Following the Rigelian Queen's death, the Simpsons are sent home on a spaceship that resembles the interior of the original starship USS Enterprise. They set course to Earth, but after a call from Grampa, the family decides to go anywhere else but home.

The credits happen over a montage of several images spoofing Star Trek TV and film franchise scenes all the while set to Star Trek's closing theme by Alexander Courage.

==Production==
The episode was originally scheduled to air on May 19, 2013 as the season finale of The Simpsons season 24, but was replaced by "Dangers on a Train". As a result, the production code is older compared to the rest of season 26.

Just prior to the broadcast of the episode, Al Jean and David Mirkin wrote on Twitter that the episode (which had been produced in 2012 and was originally set to air on May 19, 2013) had been held back because it was being "seriously considered" for adaptation into a sequel film of The Simpsons Movie, as the episode was "very cinematic;" they cited a similar sequence of events that occurred earlier in the show's run with the episode "Kamp Krusty." Jean also stated that he was sure reasons the episode both could and would not work as a film would occur to those that viewed the episode and later expanded that there was the fear of the potential film being considered "not canonical" with the TV series and the potential backlash of overcoming it by using a "memory wipe".

==Reception==
The episode received an audience of 10.62 million and a 4.7/13 rating/share in the 18-49 demographic, making it the most watched show on Fox that night and the show's highest rating since the twenty-fifth season episode "Steal This Episode."

Dennis Perkins of The A.V. Club gave the episode a "D+" rating, criticizing the unrealistic nature of the episode.

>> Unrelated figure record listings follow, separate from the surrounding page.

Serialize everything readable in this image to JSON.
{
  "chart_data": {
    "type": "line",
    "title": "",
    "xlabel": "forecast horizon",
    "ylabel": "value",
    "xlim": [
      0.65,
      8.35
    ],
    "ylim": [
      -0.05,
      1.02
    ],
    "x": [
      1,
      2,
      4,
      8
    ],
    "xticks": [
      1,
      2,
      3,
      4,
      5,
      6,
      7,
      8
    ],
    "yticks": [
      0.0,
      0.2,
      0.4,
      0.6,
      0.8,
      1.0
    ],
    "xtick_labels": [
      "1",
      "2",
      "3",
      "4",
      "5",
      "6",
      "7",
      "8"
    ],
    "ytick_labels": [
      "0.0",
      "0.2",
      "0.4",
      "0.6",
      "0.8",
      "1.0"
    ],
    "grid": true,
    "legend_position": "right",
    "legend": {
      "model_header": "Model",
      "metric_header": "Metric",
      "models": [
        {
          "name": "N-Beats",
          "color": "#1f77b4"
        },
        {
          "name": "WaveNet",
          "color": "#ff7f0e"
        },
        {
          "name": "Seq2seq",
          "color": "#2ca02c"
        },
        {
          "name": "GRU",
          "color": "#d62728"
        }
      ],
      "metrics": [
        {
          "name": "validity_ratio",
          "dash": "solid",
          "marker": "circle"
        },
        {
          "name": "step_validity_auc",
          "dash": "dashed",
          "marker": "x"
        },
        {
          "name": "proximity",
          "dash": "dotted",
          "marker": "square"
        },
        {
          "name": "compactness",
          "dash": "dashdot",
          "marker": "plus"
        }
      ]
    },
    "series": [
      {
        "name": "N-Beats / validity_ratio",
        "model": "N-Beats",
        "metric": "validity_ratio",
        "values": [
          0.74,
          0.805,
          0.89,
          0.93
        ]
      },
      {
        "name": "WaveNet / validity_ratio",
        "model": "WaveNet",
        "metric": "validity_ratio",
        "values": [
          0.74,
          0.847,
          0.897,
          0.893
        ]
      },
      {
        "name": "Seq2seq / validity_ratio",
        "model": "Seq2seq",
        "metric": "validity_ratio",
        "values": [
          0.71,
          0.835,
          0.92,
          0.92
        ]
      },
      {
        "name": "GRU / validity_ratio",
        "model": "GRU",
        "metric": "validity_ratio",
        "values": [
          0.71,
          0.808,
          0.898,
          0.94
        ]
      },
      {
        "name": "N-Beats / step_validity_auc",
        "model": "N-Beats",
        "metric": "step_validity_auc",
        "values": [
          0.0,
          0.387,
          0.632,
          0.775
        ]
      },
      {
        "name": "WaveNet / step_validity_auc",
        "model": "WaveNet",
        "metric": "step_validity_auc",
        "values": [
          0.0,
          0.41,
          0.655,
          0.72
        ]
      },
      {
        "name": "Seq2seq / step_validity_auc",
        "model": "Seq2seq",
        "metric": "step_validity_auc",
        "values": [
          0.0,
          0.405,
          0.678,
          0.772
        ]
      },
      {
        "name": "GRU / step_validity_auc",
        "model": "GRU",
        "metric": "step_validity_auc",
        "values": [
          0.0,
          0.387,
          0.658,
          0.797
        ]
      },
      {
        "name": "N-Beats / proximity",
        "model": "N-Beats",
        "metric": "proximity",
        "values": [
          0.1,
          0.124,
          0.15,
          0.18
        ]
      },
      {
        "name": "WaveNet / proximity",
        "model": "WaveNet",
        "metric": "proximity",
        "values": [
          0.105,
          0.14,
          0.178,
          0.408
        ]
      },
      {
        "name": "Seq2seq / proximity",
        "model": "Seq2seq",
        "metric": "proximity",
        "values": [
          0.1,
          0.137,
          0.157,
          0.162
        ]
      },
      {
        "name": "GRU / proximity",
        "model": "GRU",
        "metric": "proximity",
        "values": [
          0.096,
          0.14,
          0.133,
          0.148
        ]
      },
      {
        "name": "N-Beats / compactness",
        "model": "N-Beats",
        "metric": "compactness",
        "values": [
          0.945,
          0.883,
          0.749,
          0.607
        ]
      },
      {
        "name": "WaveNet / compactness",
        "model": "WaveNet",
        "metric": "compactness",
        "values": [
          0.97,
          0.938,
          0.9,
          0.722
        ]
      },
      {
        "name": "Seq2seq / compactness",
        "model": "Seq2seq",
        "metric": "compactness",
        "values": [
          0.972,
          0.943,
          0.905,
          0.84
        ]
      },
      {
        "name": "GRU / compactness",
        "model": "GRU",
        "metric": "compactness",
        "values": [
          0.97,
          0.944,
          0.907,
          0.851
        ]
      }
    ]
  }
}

Perkins said "It would be a lot easier to make the case that The Simpsons still has value if the people behind the show seemed to give a damn. But an episode like 'The Man Who Came to Be Dinner' is a product of such slapdash, breezy disregard for what makes The Simpsons The Simpsons that it functions as a dispiriting signpost to the show's hastening irrelevance."

In contrast, Tony Sokol of Den of Geek gave it 4.5 stars and called it "a singular highlight."

== Cultural references ==
The episode’s title is a reference to the play The Man Who Came to Dinner, later adapted into a 1942 film.

The spaceship disguised as an amusement park ride is based on an episode of the 1960s sci-fi series The Outer Limits called "Second Chance".

The performance by the Rigel Seven boys’ choir is a homage to the choir sequence in the Steven Spielberg film Empire of the Sun.

A flashback from the fourth season episode "Homer's Triple Bypass" shows the young Homer in the chorus. The producers remarked in commentary they did that scene as homage to the same film.